The researchers evaluated the effects of DNMT3B on melanoma growth by inducing changes in the gene in mice. They found that all mice with induced overexpression of the gene developed melanoma quickly. The researchers also found that lowering the DNMT3B levels of mice with induced melanoma caused a “striking delay” in melanoma formation and significantly lengthened survival. The researchers connected the effects of DNMT3B to a resulting inactivation of mTORC2, a protein complex that regulates cellular metabolism.

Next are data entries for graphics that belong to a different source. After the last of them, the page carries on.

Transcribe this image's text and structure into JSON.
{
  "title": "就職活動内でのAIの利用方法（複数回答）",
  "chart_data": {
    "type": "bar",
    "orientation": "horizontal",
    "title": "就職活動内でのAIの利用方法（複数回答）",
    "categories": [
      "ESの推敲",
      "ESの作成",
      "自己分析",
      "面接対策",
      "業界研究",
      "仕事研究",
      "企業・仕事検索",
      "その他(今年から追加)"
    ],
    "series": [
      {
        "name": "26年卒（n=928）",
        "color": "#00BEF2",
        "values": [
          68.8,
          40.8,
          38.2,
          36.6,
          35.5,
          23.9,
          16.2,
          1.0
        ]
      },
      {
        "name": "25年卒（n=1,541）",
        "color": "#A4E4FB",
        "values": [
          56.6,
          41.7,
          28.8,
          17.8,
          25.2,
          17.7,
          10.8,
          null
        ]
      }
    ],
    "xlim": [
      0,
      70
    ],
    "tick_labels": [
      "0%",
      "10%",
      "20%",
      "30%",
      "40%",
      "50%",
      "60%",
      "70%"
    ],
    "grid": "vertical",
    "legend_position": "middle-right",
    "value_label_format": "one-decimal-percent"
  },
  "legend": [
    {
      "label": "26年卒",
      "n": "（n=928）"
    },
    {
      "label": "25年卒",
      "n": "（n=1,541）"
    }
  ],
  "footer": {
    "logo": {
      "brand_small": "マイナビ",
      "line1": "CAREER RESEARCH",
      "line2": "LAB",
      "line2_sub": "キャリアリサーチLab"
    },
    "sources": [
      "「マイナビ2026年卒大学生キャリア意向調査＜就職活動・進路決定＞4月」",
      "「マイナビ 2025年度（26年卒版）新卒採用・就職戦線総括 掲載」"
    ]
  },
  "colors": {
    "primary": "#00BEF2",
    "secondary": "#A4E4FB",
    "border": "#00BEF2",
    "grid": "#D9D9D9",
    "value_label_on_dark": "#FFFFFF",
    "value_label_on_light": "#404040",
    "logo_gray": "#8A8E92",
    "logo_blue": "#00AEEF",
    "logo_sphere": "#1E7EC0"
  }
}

The researchers also analyzed the genetic profiles of a cohort of human melanoma patients and found that high expression of DNMT3B was associated with significantly shorter survival. Bosenberg said it is “quite likely” that a drug that would inhibit DNMT3B expression in humans could be made. He has been working with several other researchers at Yale outside of the study to develop early candidates for such a treatment, which he said would likely be targeted toward patients with melanoma diagnoses.
“This probably wouldn’t fall into the category of things that you’d call preventative medicine,” Bosenberg said. “Some melanomas are probably induced by exposure to sunlight — or UV light — and this inhibitor could potentially work to prevent melanomas, but it would probably be too expensive and too big a risk to just give a drug for that possibility.”
Viswanathan Muthusamy, a research scientist at the medical school and study co-author, said researchers were surprised to see that DNMT3B had such an effect on melanoma growth. They initially expected another gene, DNMT1 — which Muthusamy said has been considered to be “the major DNMT transferase” — to be responsible for controlling the disease’s growth.
According to Ze’ev Ronai — the scientific director of the Sanford Burnham Prebys Medical Discovery Institute who has conducted similar research, at times in collaboration with Bosenberg — the study should lead to additional research in the field.
“More needs to be done in the field in general,” Ronai said. “Now that Dr. Bosenberg has made this observation, it paves the way toward inviting additional studies that will explore this particular member of the [methyltransferase] family with respect to melanoma.”
Malignant melanoma is the deadliest form of skin cancer, with 76,380 new cases and 10,130 deaths expected in the U.S. in 2016.